Since Airbnb’s launch in 2008, the number of companies allowing users to quickly and easily exchange niche goods and services for cash has skyrocketed. Companies have replicated the business model across the globe, bringing it to industries as diverse as bike gear rentals and dog sitting.
One of the more recent adopters of the model is The Kitchen Network, a startup in Charlottesville, Virginia that’s looking to help food entrepreneurs gain access to kitchen space. Helmed by Allie Hill, Susan Weiner and Ian Pasquarelli, the fledgling company was recently profiled in Forbes.
Writer Scott Beyer was introduced to The Kitchen Network earlier this month at the Tom Tom Founders Festival, an innovation summit that takes place annually in Charlottesville. The company gave a three-minute pitch as part of the event’s Crowdfunded Pitch Night competition.
As the team explained at the summit, there’s a real need for kitchen space among food entrepreneurs — think food cart owners, farmers market merchants and restaurateurs just starting out in the business — and little to go around. The Food Network plans to solve that problem by connecting people with unused restaurant space to those who need it.
“Maybe you’ll be a restaurant that doesn’t open until 5pm,” Pasquarelli explained to Forbes. “You could have a baker in there from 3am to 8am baking their goods for that day before you even touch that kitchen for the day.”
The finer points still need to be sorted out.
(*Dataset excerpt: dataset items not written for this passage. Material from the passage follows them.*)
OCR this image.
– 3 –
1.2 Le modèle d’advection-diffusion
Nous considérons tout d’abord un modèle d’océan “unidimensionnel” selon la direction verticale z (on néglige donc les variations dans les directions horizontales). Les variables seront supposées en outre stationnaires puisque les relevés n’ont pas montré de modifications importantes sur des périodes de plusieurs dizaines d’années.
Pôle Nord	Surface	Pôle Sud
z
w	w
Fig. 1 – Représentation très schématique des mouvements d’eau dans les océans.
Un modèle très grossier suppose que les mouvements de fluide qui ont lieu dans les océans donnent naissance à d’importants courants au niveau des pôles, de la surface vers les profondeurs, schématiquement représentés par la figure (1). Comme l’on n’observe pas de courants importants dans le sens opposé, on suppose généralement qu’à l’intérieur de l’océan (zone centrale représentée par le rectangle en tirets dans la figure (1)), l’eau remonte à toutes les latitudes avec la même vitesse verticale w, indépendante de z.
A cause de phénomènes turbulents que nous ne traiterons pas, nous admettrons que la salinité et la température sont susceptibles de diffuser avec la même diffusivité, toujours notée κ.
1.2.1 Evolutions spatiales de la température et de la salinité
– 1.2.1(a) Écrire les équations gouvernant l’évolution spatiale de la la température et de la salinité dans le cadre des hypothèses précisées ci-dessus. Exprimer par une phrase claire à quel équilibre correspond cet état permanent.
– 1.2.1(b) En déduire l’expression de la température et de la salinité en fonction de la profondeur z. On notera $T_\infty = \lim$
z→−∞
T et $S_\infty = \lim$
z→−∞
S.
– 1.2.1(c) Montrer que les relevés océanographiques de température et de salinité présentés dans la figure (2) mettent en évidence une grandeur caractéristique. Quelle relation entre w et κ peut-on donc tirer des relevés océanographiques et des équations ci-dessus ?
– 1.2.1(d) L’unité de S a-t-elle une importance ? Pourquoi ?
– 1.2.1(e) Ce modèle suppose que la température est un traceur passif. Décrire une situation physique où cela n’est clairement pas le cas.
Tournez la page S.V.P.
For instance, Airbnb users have a good idea of how much people are willing to pay for accommodations. But what’s a reasonable price to pay to rent out a restaurant kitchen? And what rules and regulations might renters have to follow?
For now, The Kitchen Network’s plan is to raise $50,000 to $75,000 from angel investors over the next two years, and get started on buying advertising and building an advanced web interface. The company will initially launch its service in Charlottesville, and then expand from there.